### Token Management


Without limits:
User: "Tell me about..."
AI: Generates 2000 tokens = $0.024

With max_tokens=500:
User: "Tell me about..."
AI: Generates 500 tokens = $0.006

Savings: 75% per query

In [1]:
def estimate_tokens(text):
    """Rough estimate: ~4 characters per token"""
    return len(text) // 4

def truncate_context(messages, max_tokens=4000):
    """Keep conversation under token limit"""
    total_tokens = sum(estimate_tokens(m['content']) for m in messages)
    
    while total_tokens > max_tokens and len(messages) > 1:
        # Remove oldest messages (keep last ones)
        messages.pop(0)
        total_tokens = sum(estimate_tokens(m['content']) for m in messages)
    
    return messages

In [2]:
# Response Caching

import hashlib
import json

response_cache = {}

def get_cached_or_generate(query):
    # Create hash of query
    query_hash = hashlib.md5(query.encode()).hexdigest()
    
    # Check cache
    if query_hash in response_cache:
        print("Cache hit!")
        return response_cache[query_hash]
    
    # Generate new response
    response = call_bedrock(query)
    
    # Cache it
    response_cache[query_hash] = response
    return response


In [4]:
# Semantic Caching

from sentence_transformers import SentenceTransformer

model = SentenceTransformer('all-MiniLM-L6-v2')

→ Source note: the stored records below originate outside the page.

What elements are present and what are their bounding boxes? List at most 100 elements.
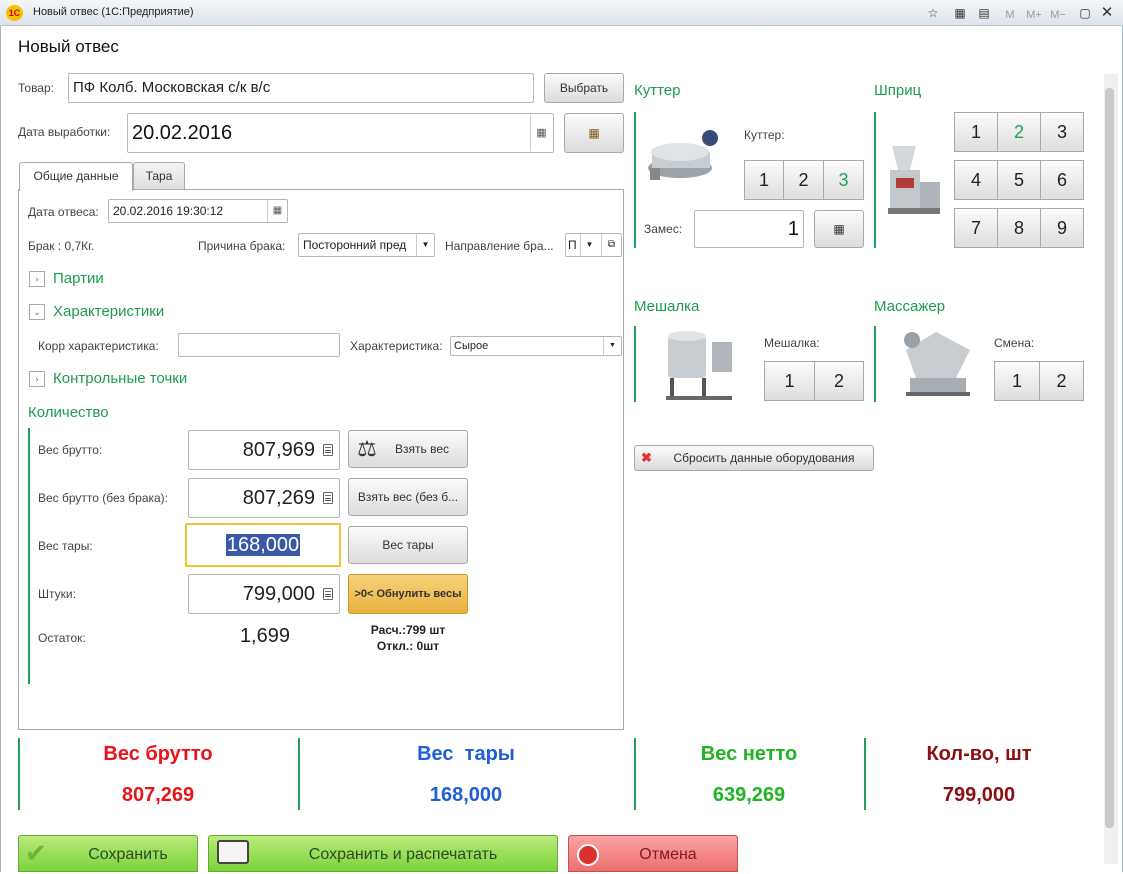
- save-label: Сохранить: [88, 846, 168, 863]
- cutter-machine-image: [642, 128, 726, 184]
- calendar-icon[interactable]: ▤: [974, 3, 994, 23]
- tare-label: Вес тары:: [38, 539, 93, 553]
- syringe-title: Шприц: [874, 82, 922, 99]
- chevron-down-icon[interactable]: ▼: [603, 337, 621, 355]
- memory-m-button[interactable]: M: [1000, 5, 1020, 25]
- cutter-button-2[interactable]: 2: [783, 160, 824, 200]
- syringe-group-bar: [874, 112, 876, 248]
- product-field[interactable]: ПФ Колб. Московская с/к в/с: [68, 73, 534, 103]
- defect-direction-label: Направление бра...: [445, 239, 554, 253]
- cancel-button[interactable]: Отмена: [568, 835, 738, 872]
- summary-net-title: Вес нетто: [700, 743, 798, 765]
- calc-text: Расч.:799 шт: [370, 623, 446, 637]
- scales-icon: ⚖: [357, 436, 377, 461]
- mixer-button-1[interactable]: 1: [764, 361, 815, 401]
- cutter-button-1[interactable]: 1: [744, 160, 784, 200]
- syringe-button-2[interactable]: 2: [997, 112, 1041, 152]
- section-characteristics[interactable]: Характеристики: [53, 303, 164, 320]
- syringe-button-8[interactable]: 8: [997, 208, 1041, 248]
- weigh-date-label: Дата отвеса:: [28, 205, 99, 219]
- pieces-field[interactable]: 799,000: [188, 574, 340, 614]
- collapse-characteristics-icon[interactable]: ⌄: [29, 304, 45, 320]
- corr-char-field[interactable]: [178, 333, 340, 357]
- cutter-buttons: 1 2 3: [744, 160, 864, 200]
- summary-tare-value: 168,000: [429, 784, 503, 806]
- syringe-button-1[interactable]: 1: [954, 112, 998, 152]
- shift-buttons: 1 2: [994, 361, 1084, 401]
- weigh-date-value: 20.02.2016 19:30:12: [113, 204, 224, 218]
- cutter-button-3[interactable]: 3: [823, 160, 864, 200]
- calendar-button[interactable]: ▦: [564, 113, 624, 153]
- mixer-title: Мешалка: [634, 298, 700, 315]
- chevron-down-icon[interactable]: ▼: [580, 234, 598, 256]
- section-batches[interactable]: Партии: [53, 270, 104, 287]
- close-icon[interactable]: ✕: [1097, 3, 1117, 23]
- open-icon[interactable]: ⧉: [601, 234, 621, 256]
- chevron-down-icon[interactable]: ▼: [416, 234, 434, 256]
- shift-label: Смена:: [994, 336, 1035, 350]
- massager-title: Массажер: [874, 298, 946, 315]
- gross-field[interactable]: 807,969: [188, 430, 340, 470]
- maximize-icon[interactable]: ▢: [1075, 3, 1095, 23]
- calculator-icon[interactable]: [323, 588, 333, 600]
- take-weight-button[interactable]: ⚖ Взять вес: [348, 430, 468, 468]
- favorite-icon[interactable]: ☆: [923, 3, 943, 23]
- batch-field[interactable]: 1: [694, 210, 804, 248]
- defect-label: Брак : 0,7Кг.: [28, 239, 95, 253]
- date-picker-icon[interactable]: ▦: [530, 115, 552, 151]
- calculator-icon[interactable]: [323, 492, 333, 504]
- memory-plus-button[interactable]: M+: [1022, 5, 1046, 25]
- expand-batches-icon[interactable]: ›: [29, 271, 45, 287]
- mixer-label: Мешалка:: [764, 336, 820, 350]
- syringe-button-3[interactable]: 3: [1040, 112, 1084, 152]
- date-made-value: 20.02.2016: [132, 122, 233, 144]
- save-print-button[interactable]: Сохранить и распечатать: [208, 835, 558, 872]
- section-control-points[interactable]: Контрольные точки: [53, 370, 187, 387]
- memory-minus-button[interactable]: M−: [1046, 5, 1070, 25]
- save-button[interactable]: ✔ Сохранить: [18, 835, 198, 872]
- expand-control-icon[interactable]: ›: [29, 371, 45, 387]
- syringe-button-7[interactable]: 7: [954, 208, 998, 248]
- batch-calculator-button[interactable]: ▦: [814, 210, 864, 248]
- syringe-button-5[interactable]: 5: [997, 160, 1041, 200]
- tab-general[interactable]: Общие данные: [19, 162, 133, 191]
- reset-equipment-button[interactable]: ✖ Сбросить данные оборудования: [634, 445, 874, 471]
- shift-button-1[interactable]: 1: [994, 361, 1040, 401]
- tare-weight-button[interactable]: Вес тары: [348, 526, 468, 564]
- weigh-date-picker-icon[interactable]: ▦: [267, 200, 287, 222]
- syringe-button-9[interactable]: 9: [1040, 208, 1084, 248]
- gross-nodef-label: Вес брутто (без брака):: [38, 491, 169, 505]
- cancel-label: Отмена: [639, 846, 697, 863]
- window-title: Новый отвес (1С:Предприятие): [33, 6, 194, 18]
- calculator-icon[interactable]: ▦: [950, 3, 970, 23]
- zero-scales-button[interactable]: >0< Обнулить весы: [348, 574, 468, 614]
- select-product-button[interactable]: Выбрать: [544, 73, 624, 103]
- gross-nodef-field[interactable]: 807,269: [188, 478, 340, 518]
- calculator-icon[interactable]: [323, 444, 333, 456]
- syringe-button-4[interactable]: 4: [954, 160, 998, 200]
- summary-pieces-value: 799,000: [942, 784, 1016, 806]
- tab-tare[interactable]: Тара: [133, 162, 185, 190]
- tare-field[interactable]: 168,000: [185, 523, 341, 567]
- summary-gross-value: 807,269: [121, 784, 195, 806]
- mixer-button-2[interactable]: 2: [814, 361, 864, 401]
- cutter-title: Куттер: [634, 82, 681, 99]
- defect-reason-select[interactable]: Посторонний пред ▼: [298, 233, 435, 257]
- batch-label: Замес:: [644, 222, 683, 236]
- take-weight-label: Взять вес: [395, 442, 449, 456]
- date-made-field[interactable]: 20.02.2016 ▦: [127, 113, 554, 153]
- take-weight-nodef-button[interactable]: Взять вес (без б...: [348, 478, 468, 516]
- char-value: Сырое: [454, 340, 489, 352]
- scrollbar-thumb[interactable]: [1105, 88, 1114, 828]
- cutter-group-bar: [634, 112, 636, 248]
- rest-label: Остаток:: [38, 631, 86, 645]
- massager-group-bar: [874, 326, 876, 402]
- shift-button-2[interactable]: 2: [1039, 361, 1084, 401]
- syringe-button-6[interactable]: 6: [1040, 160, 1084, 200]
- reset-x-icon: ✖: [641, 450, 652, 465]
- defect-direction-select[interactable]: П ▼ ⧉: [565, 233, 622, 257]
- quantity-title: Количество: [28, 404, 109, 421]
- weigh-date-field[interactable]: 20.02.2016 19:30:12 ▦: [108, 199, 288, 223]
- gross-value: 807,969: [242, 439, 315, 461]
- char-select[interactable]: Сырое ▼: [450, 336, 622, 356]
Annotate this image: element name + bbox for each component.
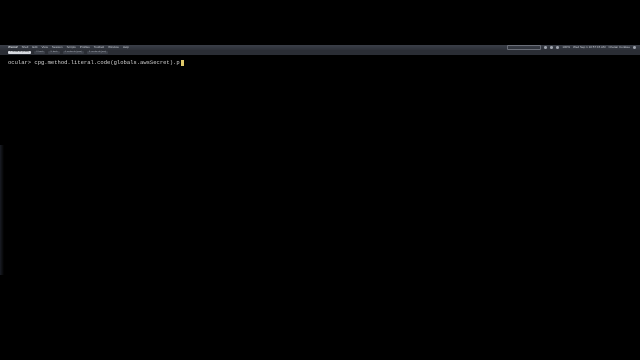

def find_similar_cached_query(new_query, threshold=0.9):
    """Find if we've answered a similar question before"""
    new_embedding = model.encode(new_query)
    
    for cached_query, response in cache.items():
        cached_embedding = model.encode(cached_query)
        similarity = cosine_similarity(new_embedding, cached_embedding)
        
        if similarity > threshold:
            return response  # Reuse cached response
    
    return None  # No match, need to generate

ModuleNotFoundError: No module named 'sentence_transformers'